You’ll know when you have it

Yes, it’s very abstract to tell someone “make something that people want, and you’ll know when they want it.” But I have built things before that people didn’t want and I built things before that people really wanted. You can really see the difference. People use lots of different analogies like “customers actually wanting something from you and pulling it out of your hands instead of you calling them ‘would you like to try this? Oh, sure. I’ll try it. I sent it over. You don’t hear anything for 48 hours. Did you get a chance to try it? Oh, I haven’t gotten to it yet.’

But you can tell what it feels like when you are the one providing the energy to push this product forward versus your customers bringing the energy and sort of pulling it out of you in those early days. Many times Doug, and I would have the conversation. “Is this one what product market fit feels like?” And I would say to him “Oh no, you’ll know.” You could tell the difference. And when we finally got this first elementary teacher who was excited and asking for more, and then we got a few more elementary teachers, I remember Doug remarking “Wow, this feels so different than those other prototypes we built where no one really seemed to care and we got 200 signups, but then no one would use it.”

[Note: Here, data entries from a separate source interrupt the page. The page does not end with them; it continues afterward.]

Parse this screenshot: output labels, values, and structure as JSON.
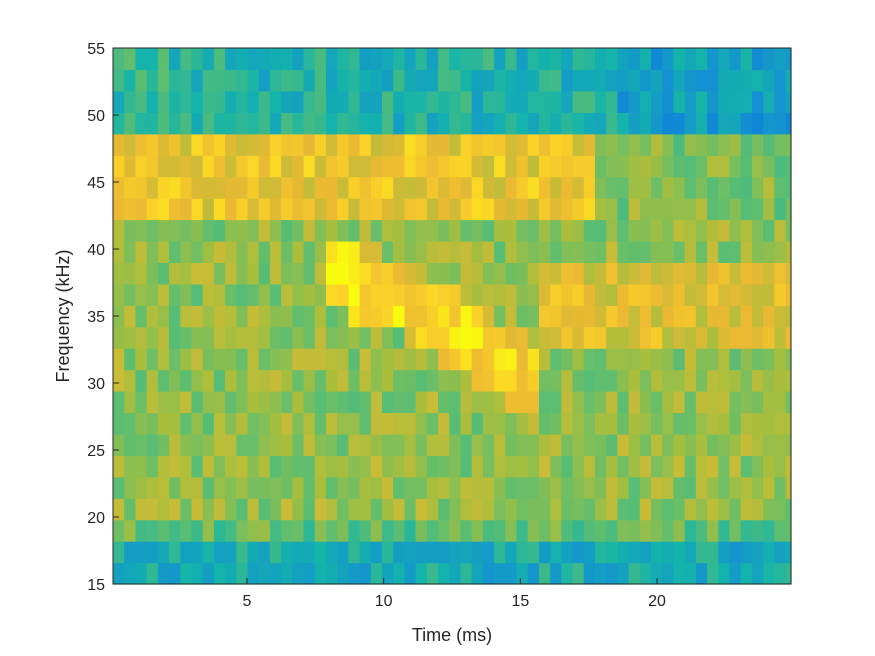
{
  "chart_data": {
    "type": "heatmap",
    "title": "",
    "xlabel": "Time (ms)",
    "ylabel": "Frequency (kHz)",
    "xlim": [
      0.1,
      24.9
    ],
    "ylim": [
      15,
      55
    ],
    "xticks": [
      5,
      10,
      15,
      20
    ],
    "yticks": [
      15,
      20,
      25,
      30,
      35,
      40,
      45,
      50,
      55
    ],
    "x_cell_width": 0.41,
    "y_cell_height": 1.6,
    "colormap": "parula",
    "grid": false,
    "legend": "none",
    "components": {
      "baseline": 0.66,
      "bands": [
        {
          "f_low": 15.0,
          "f_high": 18.2,
          "t_start": 0.1,
          "t_end": 24.9,
          "level": 0.42,
          "note": "low-frequency floor"
        },
        {
          "f_low": 18.2,
          "f_high": 19.8,
          "t_start": 0.1,
          "t_end": 24.9,
          "level": 0.58
        },
        {
          "f_low": 48.0,
          "f_high": 55.0,
          "t_start": 0.1,
          "t_end": 5.5,
          "level": 0.48
        },
        {
          "f_low": 48.0,
          "f_high": 55.0,
          "t_start": 5.5,
          "t_end": 18.5,
          "level": 0.45
        },
        {
          "f_low": 48.0,
          "f_high": 55.0,
          "t_start": 18.5,
          "t_end": 24.9,
          "level": 0.36
        },
        {
          "f_low": 43.0,
          "f_high": 48.0,
          "t_start": 0.1,
          "t_end": 17.8,
          "level": 0.84
        },
        {
          "f_low": 43.0,
          "f_high": 48.0,
          "t_start": 17.8,
          "t_end": 24.9,
          "level": 0.64
        }
      ],
      "sweep": {
        "points": [
          [
            7.8,
            38.5
          ],
          [
            10.0,
            37.0
          ],
          [
            12.5,
            34.0
          ],
          [
            14.5,
            31.5
          ],
          [
            15.5,
            30.0
          ]
        ],
        "half_width": 2.8,
        "peak_level": 0.96
      },
      "tail": {
        "t_start": 15.5,
        "t_end": 24.9,
        "f_low": 33.0,
        "f_high": 39.0,
        "level": 0.8
      },
      "noise": 0.1,
      "seed": 7
    }
  }
}
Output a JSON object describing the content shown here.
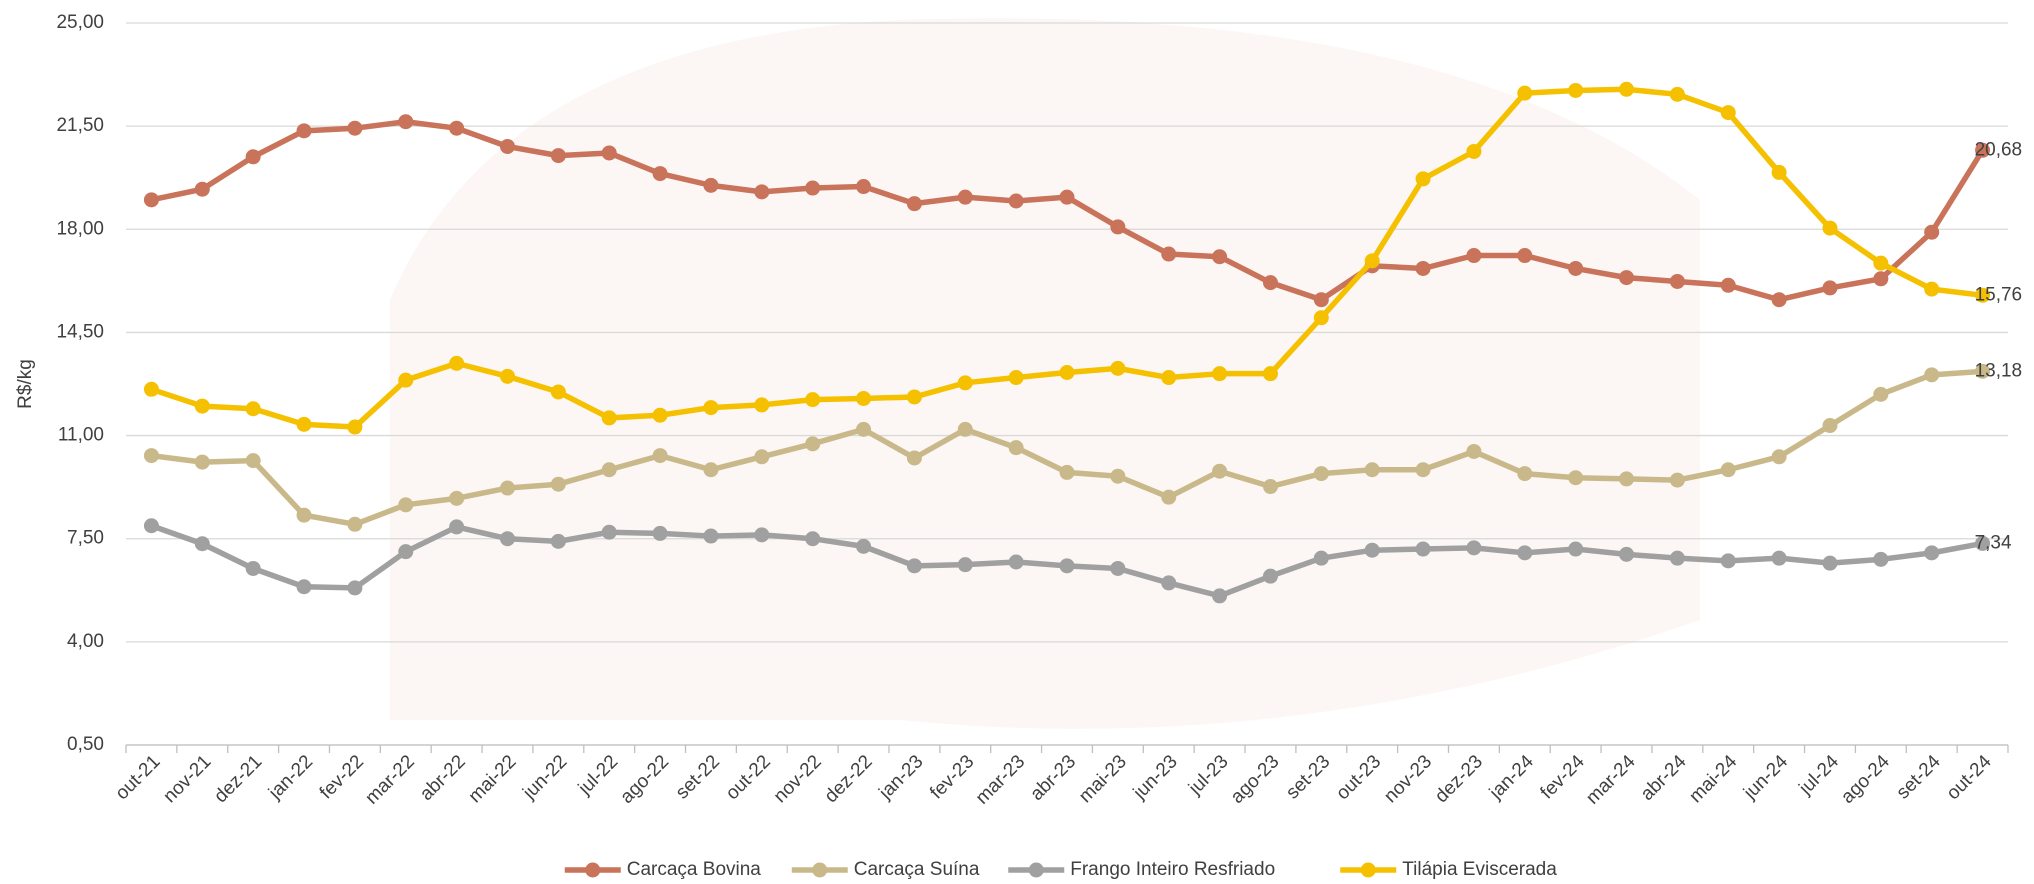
{
  "chart_data": {
    "type": "line",
    "y_label": "R$/kg",
    "categories": [
      "out-21",
      "nov-21",
      "dez-21",
      "jan-22",
      "fev-22",
      "mar-22",
      "abr-22",
      "mai-22",
      "jun-22",
      "jul-22",
      "ago-22",
      "set-22",
      "out-22",
      "nov-22",
      "dez-22",
      "jan-23",
      "fev-23",
      "mar-23",
      "abr-23",
      "mai-23",
      "jun-23",
      "jul-23",
      "ago-23",
      "set-23",
      "out-23",
      "nov-23",
      "dez-23",
      "jan-24",
      "fev-24",
      "mar-24",
      "abr-24",
      "mai-24",
      "jun-24",
      "jul-24",
      "ago-24",
      "set-24",
      "out-24"
    ],
    "series": [
      {
        "name": "Carcaça Bovina",
        "color": "#c8735a",
        "values": [
          19.0,
          19.36,
          20.46,
          21.34,
          21.43,
          21.65,
          21.43,
          20.81,
          20.5,
          20.59,
          19.89,
          19.49,
          19.27,
          19.4,
          19.45,
          18.87,
          19.09,
          18.96,
          19.09,
          18.08,
          17.16,
          17.07,
          16.19,
          15.61,
          16.76,
          16.67,
          17.11,
          17.11,
          16.67,
          16.36,
          16.23,
          16.1,
          15.61,
          16.01,
          16.32,
          17.9,
          20.68
        ],
        "value_labels": [
          null,
          null,
          null,
          null,
          null,
          null,
          null,
          null,
          null,
          null,
          null,
          null,
          null,
          null,
          null,
          null,
          null,
          null,
          null,
          null,
          null,
          null,
          null,
          null,
          null,
          null,
          null,
          null,
          null,
          null,
          null,
          null,
          null,
          null,
          null,
          null,
          "20,68"
        ]
      },
      {
        "name": "Carcaça Suína",
        "color": "#c9b98a",
        "values": [
          10.32,
          10.1,
          10.15,
          8.3,
          7.99,
          8.65,
          8.87,
          9.22,
          9.35,
          9.84,
          10.32,
          9.84,
          10.28,
          10.72,
          11.21,
          10.24,
          11.21,
          10.59,
          9.75,
          9.62,
          8.91,
          9.79,
          9.27,
          9.71,
          9.84,
          9.84,
          10.46,
          9.71,
          9.57,
          9.53,
          9.49,
          9.84,
          10.28,
          11.34,
          12.4,
          13.06,
          13.18
        ],
        "value_labels": [
          null,
          null,
          null,
          null,
          null,
          null,
          null,
          null,
          null,
          null,
          null,
          null,
          null,
          null,
          null,
          null,
          null,
          null,
          null,
          null,
          null,
          null,
          null,
          null,
          null,
          null,
          null,
          null,
          null,
          null,
          null,
          null,
          null,
          null,
          null,
          null,
          "13,18"
        ]
      },
      {
        "name": "Frango Inteiro Resfriado",
        "color": "#a0a0a0",
        "values": [
          7.94,
          7.33,
          6.49,
          5.87,
          5.83,
          7.06,
          7.9,
          7.5,
          7.41,
          7.72,
          7.68,
          7.59,
          7.63,
          7.5,
          7.24,
          6.58,
          6.62,
          6.71,
          6.58,
          6.49,
          6.0,
          5.56,
          6.23,
          6.84,
          7.11,
          7.15,
          7.19,
          7.02,
          7.15,
          6.97,
          6.84,
          6.75,
          6.84,
          6.67,
          6.8,
          7.02,
          7.34
        ],
        "value_labels": [
          null,
          null,
          null,
          null,
          null,
          null,
          null,
          null,
          null,
          null,
          null,
          null,
          null,
          null,
          null,
          null,
          null,
          null,
          null,
          null,
          null,
          null,
          null,
          null,
          null,
          null,
          null,
          null,
          null,
          null,
          null,
          null,
          null,
          null,
          null,
          null,
          "7,34"
        ]
      },
      {
        "name": "Tilápia Eviscerada",
        "color": "#f5c000",
        "values": [
          12.57,
          12.0,
          11.91,
          11.38,
          11.29,
          12.88,
          13.45,
          13.01,
          12.48,
          11.6,
          11.69,
          11.95,
          12.04,
          12.22,
          12.26,
          12.31,
          12.79,
          12.97,
          13.14,
          13.28,
          12.97,
          13.1,
          13.1,
          15.0,
          16.93,
          19.71,
          20.64,
          22.62,
          22.71,
          22.75,
          22.58,
          21.96,
          19.93,
          18.04,
          16.85,
          15.97,
          15.76
        ],
        "value_labels": [
          null,
          null,
          null,
          null,
          null,
          null,
          null,
          null,
          null,
          null,
          null,
          null,
          null,
          null,
          null,
          null,
          null,
          null,
          null,
          null,
          null,
          null,
          null,
          null,
          null,
          null,
          null,
          null,
          null,
          null,
          null,
          null,
          null,
          null,
          null,
          null,
          "15,76"
        ]
      }
    ],
    "ylim": [
      0.5,
      25
    ],
    "yticks": [
      {
        "value": 0.5,
        "label": "0,50"
      },
      {
        "value": 4,
        "label": "4,00"
      },
      {
        "value": 7.5,
        "label": "7,50"
      },
      {
        "value": 11,
        "label": "11,00"
      },
      {
        "value": 14.5,
        "label": "14,50"
      },
      {
        "value": 18,
        "label": "18,00"
      },
      {
        "value": 21.5,
        "label": "21,50"
      },
      {
        "value": 25,
        "label": "25,00"
      }
    ],
    "grid": true,
    "legend": "bottom"
  }
}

There’s a meta-discussion linking back to 2 Y Combinator principles:

  • This was an example of “doing things that don’t scale”
  • This is what it looks like to try to build something people actually want.

    It’s so easy to make something you want people to want, but they just don’t want it. Just the other day I got an email from a friend who has built a prototype and wants to show it to me to see what I think. And just based on the email my first reaction after reading this email was”it doesn’t really matter what I think” because I’m not the customer. I wonder if this person has shown it to five customers by now before building the whole thing. And that was my feedback on this. Because so often people miss that step. And so I really don’t care what anyone thinks except the potential customers that we think we’re going to be serving with these particular ideas.